There were thrilling sights: the grey files of West Point cadets and the brave flutter of massed colors. There were grim moments too. When a regiment of marines, dressed in combat fatigues, passed in review, the crowds cheered, and when that ominous-looking colossus, the atomic cannon, rolled past, all voices were hushed. And there were old inaugural standbys: the brother rats from V.M.I., the plumed Richmond Blues, the paunchy Governor's Foot Guards of Connecticut in scarlet coats and shakos.

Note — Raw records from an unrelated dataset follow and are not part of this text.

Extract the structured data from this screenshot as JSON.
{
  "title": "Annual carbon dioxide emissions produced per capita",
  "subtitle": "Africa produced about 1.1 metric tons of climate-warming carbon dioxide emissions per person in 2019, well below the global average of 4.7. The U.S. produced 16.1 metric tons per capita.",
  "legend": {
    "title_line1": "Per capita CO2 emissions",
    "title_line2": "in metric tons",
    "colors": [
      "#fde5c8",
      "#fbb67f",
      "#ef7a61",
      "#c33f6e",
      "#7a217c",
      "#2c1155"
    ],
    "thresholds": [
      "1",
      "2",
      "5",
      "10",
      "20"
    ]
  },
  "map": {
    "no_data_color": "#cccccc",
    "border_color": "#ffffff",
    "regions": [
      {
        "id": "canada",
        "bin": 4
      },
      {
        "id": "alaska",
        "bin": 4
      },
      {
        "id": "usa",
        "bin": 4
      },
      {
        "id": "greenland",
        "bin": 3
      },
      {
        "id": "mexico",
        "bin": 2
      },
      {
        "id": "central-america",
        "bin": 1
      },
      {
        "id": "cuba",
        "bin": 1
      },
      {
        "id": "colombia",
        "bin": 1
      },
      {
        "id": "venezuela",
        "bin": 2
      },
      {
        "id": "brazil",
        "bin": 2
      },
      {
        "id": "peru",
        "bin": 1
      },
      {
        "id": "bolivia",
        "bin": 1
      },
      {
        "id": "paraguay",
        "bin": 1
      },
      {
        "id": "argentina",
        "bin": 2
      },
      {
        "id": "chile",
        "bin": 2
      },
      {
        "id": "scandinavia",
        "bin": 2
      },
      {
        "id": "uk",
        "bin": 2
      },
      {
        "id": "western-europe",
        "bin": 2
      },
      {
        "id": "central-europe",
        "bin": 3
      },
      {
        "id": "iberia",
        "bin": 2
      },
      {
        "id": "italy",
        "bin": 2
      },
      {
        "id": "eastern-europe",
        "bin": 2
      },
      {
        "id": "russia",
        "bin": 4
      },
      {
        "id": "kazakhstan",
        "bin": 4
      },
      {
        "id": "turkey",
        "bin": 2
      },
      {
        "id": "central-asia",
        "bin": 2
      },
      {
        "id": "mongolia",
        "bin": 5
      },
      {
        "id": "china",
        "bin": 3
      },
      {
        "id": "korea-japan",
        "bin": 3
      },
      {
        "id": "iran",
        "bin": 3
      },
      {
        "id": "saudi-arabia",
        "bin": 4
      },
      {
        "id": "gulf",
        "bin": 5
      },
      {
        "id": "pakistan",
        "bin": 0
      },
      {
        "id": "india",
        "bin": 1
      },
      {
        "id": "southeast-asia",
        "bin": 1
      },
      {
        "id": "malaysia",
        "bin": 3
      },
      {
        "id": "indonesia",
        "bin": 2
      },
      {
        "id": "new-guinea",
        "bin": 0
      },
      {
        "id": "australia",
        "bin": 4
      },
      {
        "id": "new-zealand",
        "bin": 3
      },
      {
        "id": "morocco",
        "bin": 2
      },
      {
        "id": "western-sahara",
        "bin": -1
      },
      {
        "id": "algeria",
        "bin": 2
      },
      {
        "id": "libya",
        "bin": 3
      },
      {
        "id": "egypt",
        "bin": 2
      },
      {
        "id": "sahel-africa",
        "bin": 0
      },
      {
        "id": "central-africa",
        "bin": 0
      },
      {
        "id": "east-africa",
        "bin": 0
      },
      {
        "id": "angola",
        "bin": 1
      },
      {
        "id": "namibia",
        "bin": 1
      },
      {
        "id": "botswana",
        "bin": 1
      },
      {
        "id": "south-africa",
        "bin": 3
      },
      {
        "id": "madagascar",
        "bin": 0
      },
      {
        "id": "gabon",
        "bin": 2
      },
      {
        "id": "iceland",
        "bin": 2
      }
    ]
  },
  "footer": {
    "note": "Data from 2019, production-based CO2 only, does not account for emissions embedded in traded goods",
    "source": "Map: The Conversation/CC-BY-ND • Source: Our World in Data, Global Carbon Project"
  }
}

Ike and Mamie provided a show within a show. Mamie, sharing a lap robe with Herbert Hoover, smiled and applauded the corniest floats, and when the Purdue University Glee Club serenaded her with the love song of the Chicago sound wagons, Mamie, What a Wonderful Name for the First Lady of the Land, she jumped up and blew kisses. The President stood soldierlike through it all (he spurned the easy way, a concealed stool used by Harry Truman four years ago). He stood at solemn attention for every passing flag, and whenever a contingent of marching women came by, he gallantly doffed his celebrated Homburg.
Penguins on an Iceberg. The parade was by no means the end of the ordeal. Later in the evening, Ike and Mamie dutifully made the rounds of the two inaugural balls. Around them swarmed thousands of celebrities high and citizens humble, in their gladdest rags and stiffest shirt fronts, packed like penguins on an iceberg. The ballgoers consumed 8,000 gallons of unspiked punch, 45,000 fingerling sandwiches, put on a mob scene that would have staggered De Mille. Early Wednesday morning, when Ike got back to the White House at last, he turned to his press chief, Jim Hagerty, and observed: "It was a long but very wonderful day."